What you *could* do is implement a hash augmented with next/prev
pointers in each slot, IOW, a linked list. The hash itself stores a
pointer to the head and tail of the list. When a new slot is created,
the tail of the list is updated to link to it. When a slot is deleted,
its neighbours are updated. This will maintain O(1) performance of the
hash.

In fact, you could use the current AA implementation if you wrap your
data in a struct that contains the extra pointers, and wrap around the
AA operations to update these pointers as needed.


T

-- 
Valentine's Day: an occasion for florists to reach into the wallets of nominal 
lovers in dire need of being reminded to profess their hypothetical love for 
their long-forgotten.


Re: Map with maintained insertion order

2012-03-23 Thread Andrej Mitrovic
On 3/24/12, Andrej Mitrovic  wrote:
> On 3/23/12, Andrej Mitrovic  wrote:
>> Does someone have a map implementation that maintains the insertion
>> order of the keys?
>
> Here's a sloppy implementation:

I forgot to make opIndex ref, but also the isValue check fails on
structs with alias this, it's better to use is(typeof()) instead of
directly checking the type. The fix would be:

static if (isArray!Value)
{
template isValue(T)
{
   enum bool isValue = is(typeof( { Value v; T t; v = t; } )) ||
is(BaseElement!Value == T);
}
}
else
{
template isValue(T) { enum bool isValue = is(typeof( { Value v; T
t; v = t; } )); }
}


Re: Map with maintained insertion order

2012-03-23 Thread Andrej Mitrovic
On 3/24/12, Andrej Mitrovic  wrote:
> static if (isArray!Value)
> {
> template isValue(T)
> {
>enum bool isValue = is(typeof( { Value v; T t; v = t; } )) ||
> is(BaseElement!Value == T);
> }
> }

Correction, it's:
template isValue(T)
{
enum bool isValue = is(typeof( { Value v; T t; v = t; } ))
|| is(typeof( { BaseElement!Value v; T t; v = t; } ))
|| is(BaseElement!Value == T);
}

Complicated beast, but I have to take into acount both 'alias this'
tricks and the fact that ~= works when RHS is either an element type
or an array.


Re: Map with maintained insertion order

2012-03-23 Thread Andrej Mitrovic
On 3/24/12, Andrej Mitrovic  wrote:
> Correction, it's:
> template isValue(T)
> {
> enum bool isValue = is(typeof( { Value v; T t; v = t; } ))
> || is(typeof( { BaseElement!Value v; T t; v = t; } ))
> || is(BaseElement!Value == T);
> }

Last check not needed, so:
> template isValue(T)
> {
> enum bool isValue = is(typeof( { Value v; T t; v = t; } ))
> || is(typeof( { BaseElement!Value v; T t; v = t; } ));
> }

Anyway I'll stop spamming.


Re: Map with maintained insertion order

2012-03-23 Thread Brad Anderson
On Saturday, 24 March 2012 at 01:07:56 UTC, Jonathan M Davis 
wrote:

On Friday, March 23, 2012 23:48:51 Andrej Mitrovic wrote:
Does someone have a map implementation that maintains the 
insertion

order of the keys?

E.g.:

string[string] map;
map["foo"] = "x";
map["bar"] = "y";

When iterating over map keys I want to visit "foo" first, then 
"bar", and

so on.


I can't think of any data structure that does that off the top 
of my head,
though there may very well be one. If you don't mind the extra 
memory
overhead, it wouldn't be all that hard to do it with multiple 
maps wrapped

in a single type. You could do something like

class InsertedOrderMap
{
string[string] _map;
RedBlackTree!(Tuple!(int, string), "a[0] < b[0]") 
_insertionOrder;


...
}

_map holds the normal map and _insertionOrder holds pairs of 
the insertion

ordered and the key to _map.

You can then have your range iterate over _insertionOrder and 
use the keys
to return either the keys, values, or pairs of keys and values 
from _map,

depending on what you want to iterate over.

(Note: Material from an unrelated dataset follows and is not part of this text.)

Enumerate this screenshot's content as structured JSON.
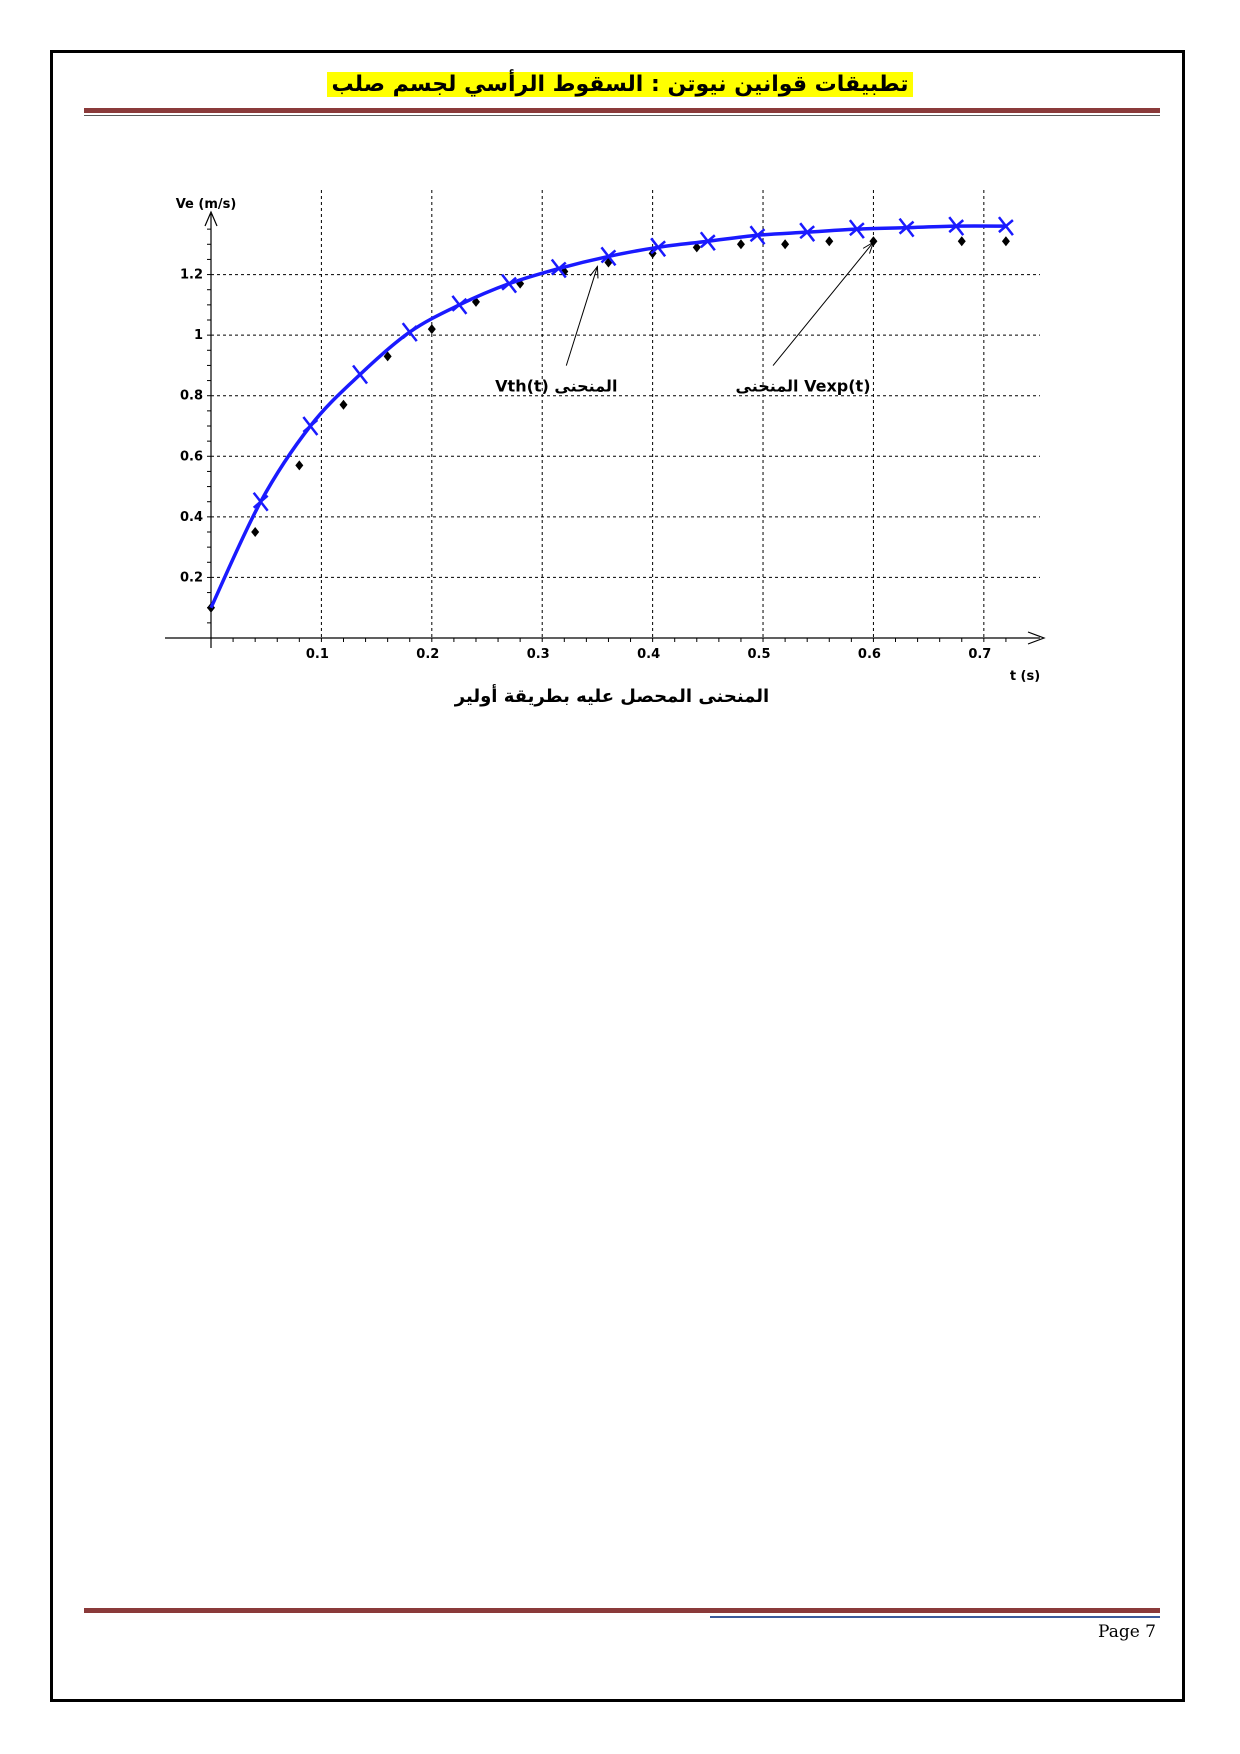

That _does_ require having two data structures in one, and 
there may a be a
better way to do it, but just off the top of my head, that's 
the best that I
can come up with. I don't know how you could have a data 
structure where
it's efficient to index by both insertion order and key without 
effectively
having two data structures. But I really should go reread my 
data structures

books. It's been too long since I studied that stuff.

- Jonathan M Davis


Ruby's Hash in 1.9 maintains insertion order.  It does it using a 
linked list between the nodes as they are created (so yes, 
essentially two data structures).


Regards,
Brad Anderson


Re: Map with maintained insertion order

2012-03-25 Thread Michael Rynn
On Fri, 23 Mar 2012 23:48:51 +0100, Andrej Mitrovic wrote:

> Does someone have a map implementation that maintains the insertion
> order of the keys?
> 
> E.g.:
> 
> string[string] map;
> map["foo"] = "x";
> map["bar"] = "y";
> 
> When iterating over map keys I want to visit "foo" first, then "bar",
> and so on.

http://bazaar.launchpad.net/~michael-rynn-500/d2-xml/trunk/view/head:/alt/
arraymap.d

I took and adapted the idea from Ultimate++ library code. Ultimate++ is 
worth a try, even if it is C++.

arraymap.d implements a hashmap, that will maintain insertion order, but 
only if no deletions are made.

Each added key-value pair is appended into a separate key and values 
array.

Also maintained is an array of hash_t.

Also maintained is an array of index integers. Matching hash keys are 
related by the linked list method (no pointers).

So starting with an empty map, each insertion appends the key and value 
array storage.   But a key removal will create a hole, and the hole is 
added to the free links list.  The hash_t array points to one of the 
linked list entries which indexes the key/value array.

arraymap.d would appear to have the property, that the hash values cannot 
be mistaken as aliased pointers by the GC, because they can be stored in 
a non-scanned array.

In the same module is a template version copycat implementation of 
druntime AA, aahash.d  with some customizations that I have played around 
with, like being able to use char[] for lookups to string keys (but not 
for op_put). aahash module requires hashutil.d and blockheap.  arraymap 
requires hashutil.d


In performance tests the arraymap.d was slower than the D runtime look 
alike, but acceptable.  I think it has scope for improvement in coding 
and performance.













Re: Map with maintained insertion order

2012-03-26 Thread Richard Webb
I've done that in C++ before using Boost.MultiIndex, and i saw a 
post about a D port of that recently (I don't have the link to 
hand though).